Wallets and two NYPD cops rode the elevator silently with their manacled prisoners. The service door groaned open again on the eleventh floor of the Security Tower. Nothing much to see. Just three more cops and a service corridor brightly lit and painted taupe. The innocuous beige hallway to hell.
“After you,” Wallets said to his manacled friends.

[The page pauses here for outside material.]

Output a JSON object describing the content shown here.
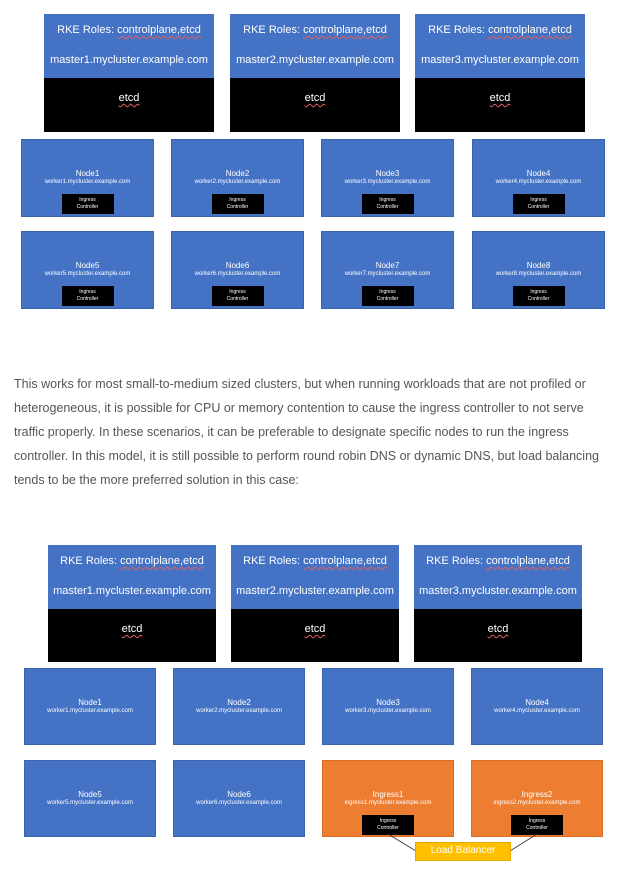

The prisoners seemed anything but frightened. They were, after all, under diplomatic protection and seemed confident they’d be sprung in hours if not minutes. So none of them had any reason to cooperate. They chatted among themselves in Farsi, derisively, making a show of their contempt for the NYPD and Wallets, who hustled them into a large guest facility called the Astor Ballroom. The sneering smiles vanished. The ballroom was large, high-ceilinged, and fully prepped for interrogation. In the furthest corner of the room stood a ten-foot-by-ten-foot wire-mesh Cisco-Eagle Prisoner Holding Cell, with an L-shaped metal bench bolted along two of the holding cell’s walls. The benches had handcuff rails, ankle cuffs on the bench legs, and manacles on eyelets attached to the bench seat every three feet. You could throw the lot of them behind the wire mesh and lock them down hand and foot with room to spare. While they could still see everything else going on in the ballroom. Standing in the cage was a very pale and frightened looking Frenchie banker: Anton Anjou, his thin wrist handcuffed to one of the mesh walls.